The inside subroutine is our “workhorse” function. It is
admittedly fairly complicated, but you should be able to follow the
logic if you have read this far. Here is some help. The variable
**$index** is used to walk from vertex to vertex
around the polygon starting from the index returned by
**lower_left_index**. If this index is anything
other than zero, it will need to be reset after the vertex with the
largest index is encountered. The variable
**$check_index** keeps track of both whether this
resetting will be necessary and, if so, whether it has been done
yet. The variable **$last_index** is the index of
the last vertex that was not on the test line. Generally this is
the index of the vertex “behind” **$index**.

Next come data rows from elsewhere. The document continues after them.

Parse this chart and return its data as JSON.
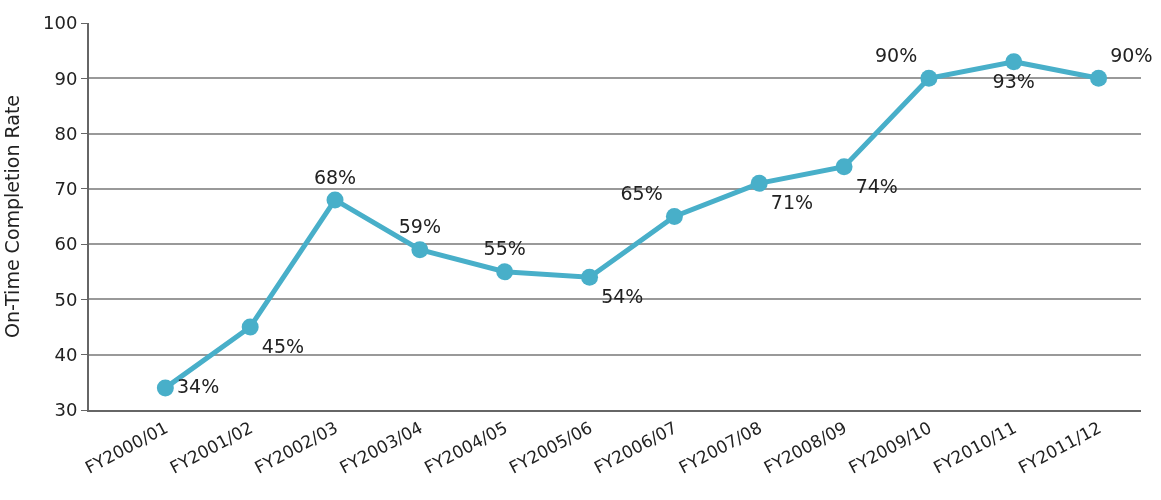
{
  "chart_data": {
    "type": "line",
    "ylabel": "On-Time Completion Rate",
    "categories": [
      "FY2000/01",
      "FY2001/02",
      "FY2002/03",
      "FY2003/04",
      "FY2004/05",
      "FY2005/06",
      "FY2006/07",
      "FY2007/08",
      "FY2008/09",
      "FY2009/10",
      "FY2010/11",
      "FY2011/12"
    ],
    "series": [
      {
        "color": "#48afc9",
        "values": [
          34,
          45,
          68,
          59,
          55,
          54,
          65,
          71,
          74,
          90,
          93,
          90
        ],
        "value_labels": [
          "34%",
          "45%",
          "68%",
          "59%",
          "55%",
          "54%",
          "65%",
          "71%",
          "74%",
          "90%",
          "93%",
          "90%"
        ]
      }
    ],
    "ylim": [
      30,
      100
    ],
    "yticks": [
      30,
      40,
      50,
      60,
      70,
      80,
      90,
      100
    ],
    "grid": "y",
    "marker": "circle",
    "line_style": "solid"
  }
}
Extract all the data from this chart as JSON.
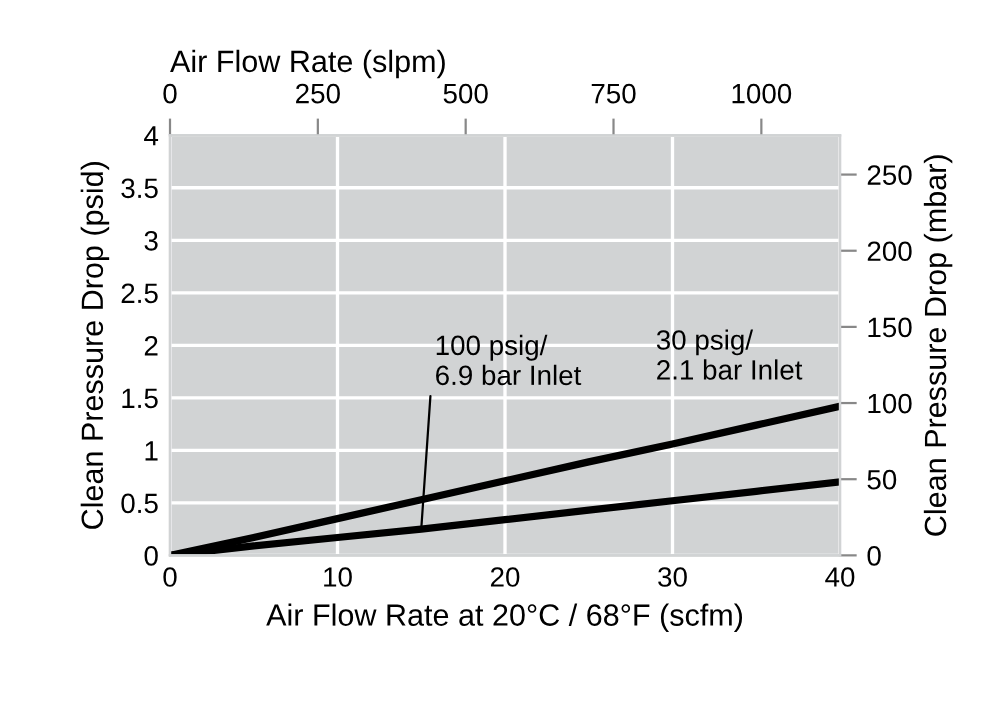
{
  "chart_data": {
    "type": "line",
    "xlabel": "Air Flow Rate at 20°C / 68°F (scfm)",
    "ylabel": "Clean Pressure Drop (psid)",
    "y2label": "Clean Pressure Drop (mbar)",
    "x2label": "Air Flow Rate (slpm)",
    "x": [
      0,
      5,
      10,
      15,
      20,
      25,
      30,
      35,
      40
    ],
    "series": [
      {
        "name": "100 psig/\n6.9 bar Inlet",
        "color": "#000000",
        "values": [
          0,
          0.09,
          0.17,
          0.25,
          0.34,
          0.43,
          0.52,
          0.61,
          0.7
        ]
      },
      {
        "name": "30 psig/\n2.1 bar Inlet",
        "color": "#000000",
        "values": [
          0,
          0.17,
          0.35,
          0.53,
          0.71,
          0.89,
          1.06,
          1.24,
          1.42
        ]
      }
    ],
    "xlim": [
      0,
      40
    ],
    "xticks": [
      0,
      10,
      20,
      30,
      40
    ],
    "ylim": [
      0,
      4
    ],
    "yticks": [
      0,
      0.5,
      1,
      1.5,
      2,
      2.5,
      3,
      3.5,
      4
    ],
    "x2lim": [
      0,
      1133
    ],
    "x2ticks": [
      0,
      250,
      500,
      750,
      1000
    ],
    "y2lim": [
      0,
      275.8
    ],
    "y2ticks": [
      0,
      50,
      100,
      150,
      200,
      250
    ],
    "grid": true,
    "marker": "none",
    "line_style": "solid",
    "legend": false
  }
}
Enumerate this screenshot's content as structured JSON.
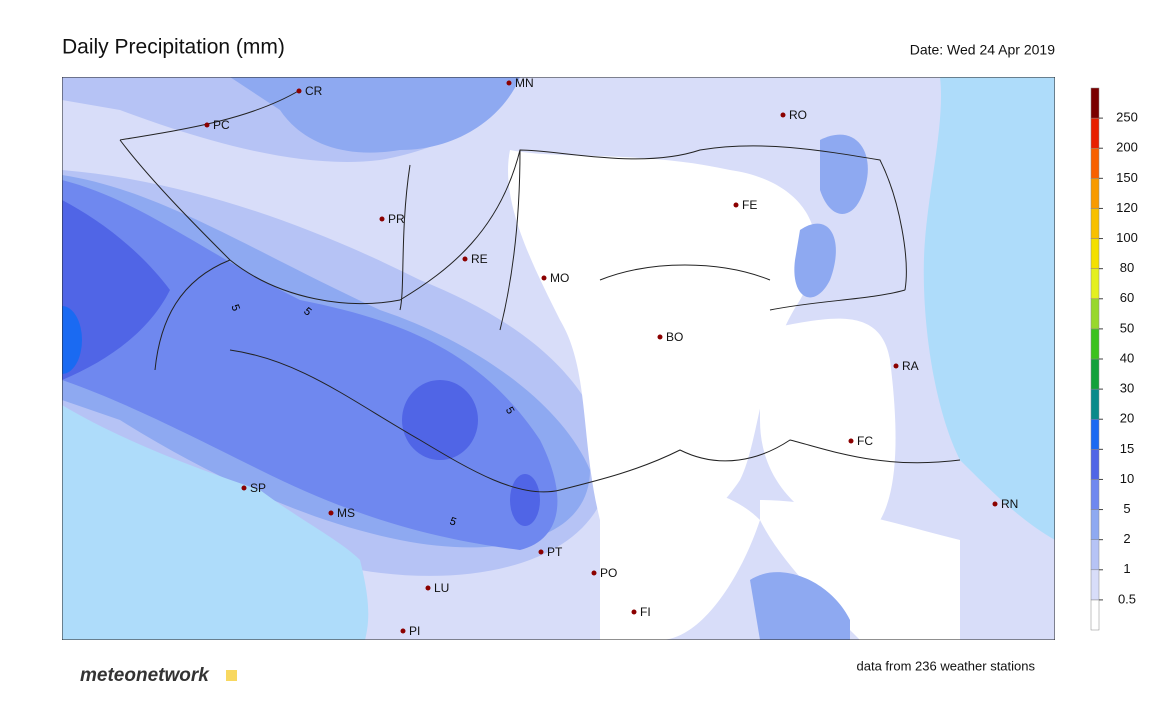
{
  "title": "Daily Precipitation (mm)",
  "date": "Date: Wed 24 Apr 2019",
  "cities": [
    "CR",
    "MN",
    "PC",
    "RO",
    "FE",
    "PR",
    "RE",
    "MO",
    "BO",
    "RA",
    "FC",
    "SP",
    "MS",
    "RN",
    "PT",
    "PO",
    "LU",
    "FI",
    "PI"
  ],
  "contour_labels": [
    5,
    5,
    5,
    5
  ],
  "legend": {
    "levels": [
      0.5,
      1,
      2,
      5,
      10,
      15,
      20,
      30,
      40,
      50,
      60,
      80,
      100,
      120,
      150,
      200,
      250
    ],
    "colors": [
      "#ffffff",
      "#d8ddf9",
      "#b6c3f5",
      "#8ea9f1",
      "#6f88ef",
      "#5065e6",
      "#1a6af2",
      "#0a8a8a",
      "#12a13a",
      "#3cc21e",
      "#98d82c",
      "#e4f020",
      "#f4e000",
      "#f8c000",
      "#f89a00",
      "#f86000",
      "#e82000",
      "#7a0000"
    ]
  },
  "footer": "data from 236 weather stations",
  "logo": "meteonetwork"
}
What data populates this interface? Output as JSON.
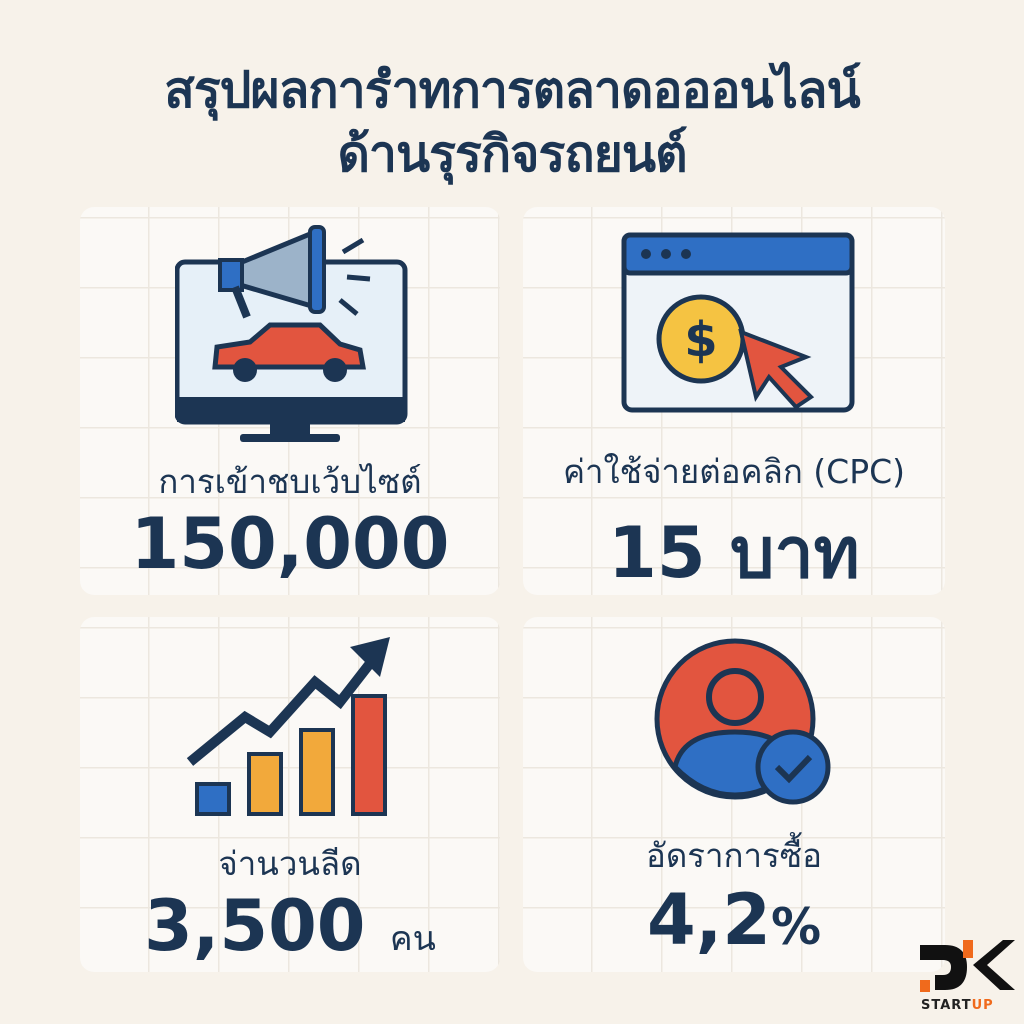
{
  "title": {
    "line1": "สรุปผลการำทการตลาดอออนไลน์",
    "line2": "ด้านรุรกิจรถยนต์"
  },
  "cards": [
    {
      "label": "การเข้าชบเว้บไซต์",
      "value": "150,000",
      "icon": "monitor-megaphone-car-icon"
    },
    {
      "label": "ค่าใช้จ่ายต่อคลิก (CPC)",
      "value": "15 บาท",
      "icon": "browser-dollar-cursor-icon"
    },
    {
      "label": "จ่านวนลีด",
      "value": "3,500",
      "unit": "คน",
      "icon": "growth-bar-chart-icon"
    },
    {
      "label": "อัดราการซื้อ",
      "value": "4,2",
      "unit": "%",
      "icon": "user-check-icon"
    }
  ],
  "logo": {
    "text": "DK STARTUP"
  },
  "colors": {
    "navy": "#1c3553",
    "red": "#e2553f",
    "blue": "#2f6fc4",
    "orange": "#f2a93b",
    "background": "#f7f2ea"
  }
}
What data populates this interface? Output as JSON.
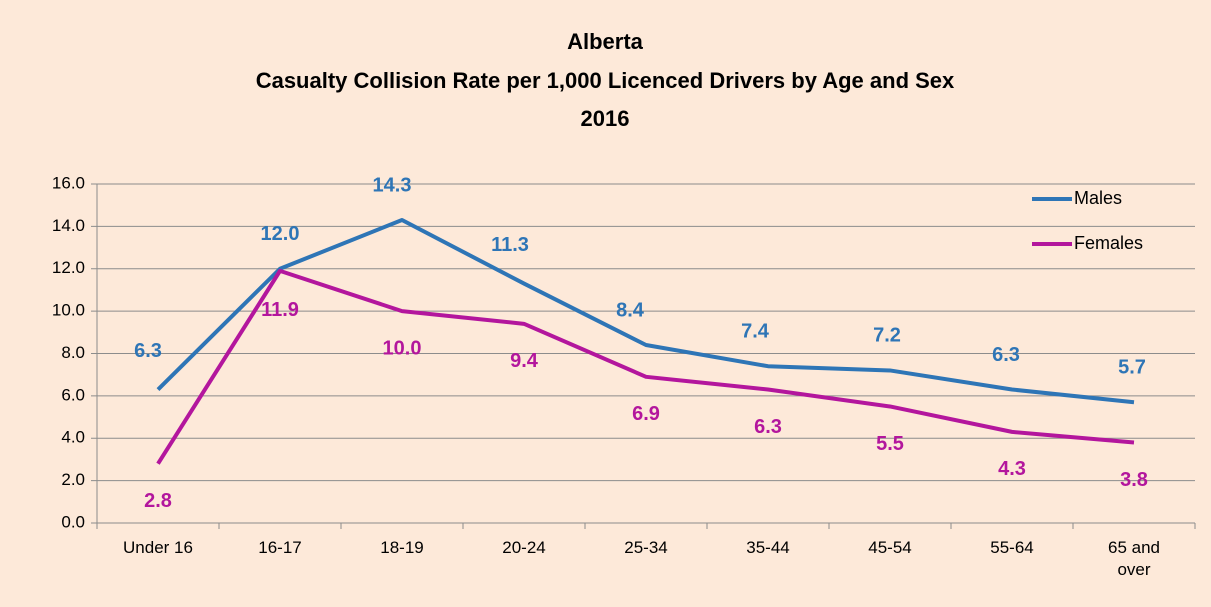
{
  "chart_data": {
    "type": "line",
    "title": [
      "Alberta",
      "Casualty Collision Rate per 1,000 Licenced Drivers by Age and Sex",
      "2016"
    ],
    "categories": [
      "Under 16",
      "16-17",
      "18-19",
      "20-24",
      "25-34",
      "35-44",
      "45-54",
      "55-64",
      "65 and over"
    ],
    "series": [
      {
        "name": "Males",
        "color": "#2e75b6",
        "values": [
          6.3,
          12.0,
          14.3,
          11.3,
          8.4,
          7.4,
          7.2,
          6.3,
          5.7
        ],
        "value_labels": [
          "6.3",
          "12.0",
          "14.3",
          "11.3",
          "8.4",
          "7.4",
          "7.2",
          "6.3",
          "5.7"
        ]
      },
      {
        "name": "Females",
        "color": "#b3169d",
        "values": [
          2.8,
          11.9,
          10.0,
          9.4,
          6.9,
          6.3,
          5.5,
          4.3,
          3.8
        ],
        "value_labels": [
          "2.8",
          "11.9",
          "10.0",
          "9.4",
          "6.9",
          "6.3",
          "5.5",
          "4.3",
          "3.8"
        ]
      }
    ],
    "ylim": [
      0,
      16
    ],
    "yticks": [
      {
        "value": 0,
        "label": "0.0"
      },
      {
        "value": 2,
        "label": "2.0"
      },
      {
        "value": 4,
        "label": "4.0"
      },
      {
        "value": 6,
        "label": "6.0"
      },
      {
        "value": 8,
        "label": "8.0"
      },
      {
        "value": 10,
        "label": "10.0"
      },
      {
        "value": 12,
        "label": "12.0"
      },
      {
        "value": 14,
        "label": "14.0"
      },
      {
        "value": 16,
        "label": "16.0"
      }
    ],
    "grid": true,
    "legend": "top-right"
  }
}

The **OUTER** label takes advantage of one of
Perl's handiest features, the ability to exit effortlessly from
nested loops. You can do this in C if you like
**goto**. In the present example the polygon sides
are created via the **join** function using the
colon as the separator. The sides are stored in
**$lp**. If the test point is on a polygon edge,
there is no need to test further, so the **OUTER**
loop is exited immediately. Note that setting
**$count** to one in this case is equivalent to
counting the boundary as inside the polygon, since one is an odd
number. It would be trivial to count the boundary as outside or
even as a special case by modifying the if block containing the
statement: **last OUTER;**

If the point is not on an edge, a horizontal line from the
test point to an outside point with an x coordinate equal to
**$big_float** is constructed and stored in
**$lt**. The remainder of this function tests for
either line intersection or “sideness” depending on whether the
previous vertex was on the test line, incrementing
**$count** as appropriate. The return value of the
inside function is 1, if the point is inside, and 0 if the point is
outside.

#!/usr/local/bin/perl while(<DATA>) { chop; $polygon .= $_ . ":"; } chop $polygon; for(;;) { print "Enter x and y separated by a comma (q to quit): "; chop($point = <STDIN>); last if $point =~ /^[qQ]/; print("No comma! Try again.\n"), redo if $point !~ /,/; $point =~ s/ +//g; print "Checking point: $point\n"; printf "%s\n", &inside($point, $polygon) ? "inside" : "outside"; } __END__ 5.0,4.0 0.0,0.0 10.0,5.0 0.0,10.0

**Figure 8. Driver Routine for Inside
Subroutine**

A simple driver routine for the inside subroutine is presented in Figure 8. This routine reads its data from the end of the perl program itself. Anything following the line:

__END__

is considered data and is accessed through the (automatically
opened) **DATA** file handle. Two new operators
introduced in this driver are “**.**” which
concatenates two strings and “**.=**” which appends
one string to another. That is, “**.=**” is to
“**.**” as “**+=**” is to
“**+**”. The **chop** function
removes the last character from each element of its argument list.
Note how the line:

chop $polygon;

trims the final colon from the polygon string, so that it is a legitimate polygon. Replace my data with your own if you want to run this driver, but be sure to put a comma between the x and y coordinates.